Horst is an ageing academic who has lived a full life, enriched by learning, teaching and love; now his son, film-maker Harald Hutter, has decided to create an intimate and often abstract experimental documentary portrait of his father on 16mm film. Taking place over two days, what the film captures, without overtly talking about it too much, is his father’s experience of dementia, and the gradual dismantling of the intellectual faculties that have been so important to him throughout his life. In a sense the film is about the process of erosion: dementia is not a fixed state condition, but a gradual slippage, and not even a linear slippage at that.
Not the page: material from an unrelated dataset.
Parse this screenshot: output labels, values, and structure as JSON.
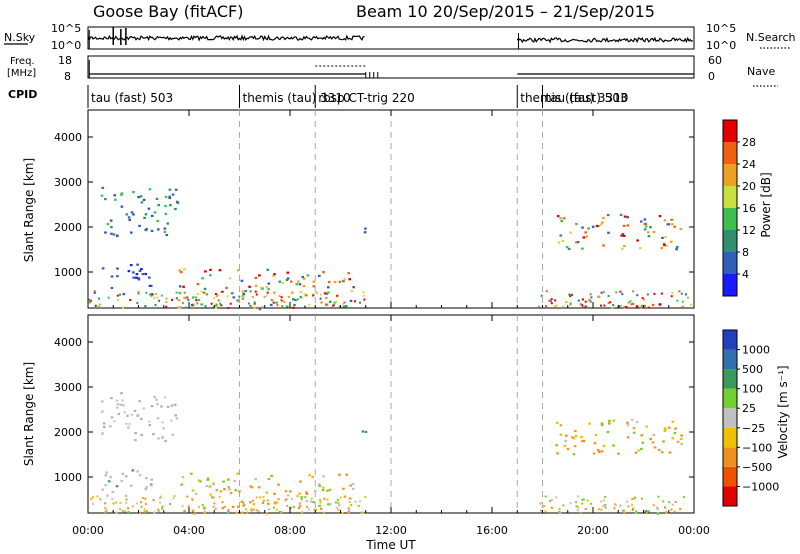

Horst has better days and some memories that remain clear, even as other important facets of his life trickle away from him like sand in an hourglass.
Horst’s house is the main location for the film and functions as a visual metaphor for his condition. He shares it with his wife, and it has lapsed into a state of genteel disrepair, half of a shabby-chic dichotomy where the shabby is gradually encroaching, bit by bit, on the chic. There are whole walls full of beautiful books, the fruits of an academic life, but there are also strips of wallpaper peeling off the wall. Hutter includes plenty of shots of nice tasteful furniture cluttered with badly organised paperwork, an evocation of a life that still has much of the outward shape and structure it always did, but whose internal organisational principles have begun to go awry.
Perhaps the most relatable thread for many people, whether approaching this subject from the point of view of parent or child, is the relationship between Horst and his wife. They talk about how they met in Canada at a time when German was their only common language; when Horst says “tell me” after being asked if he can remember their early times together, there’s the sense that he’s asking both because he cannot any longer recall, but also because he relishes hearing her tell their story. It’s heartbreaking, but also moving.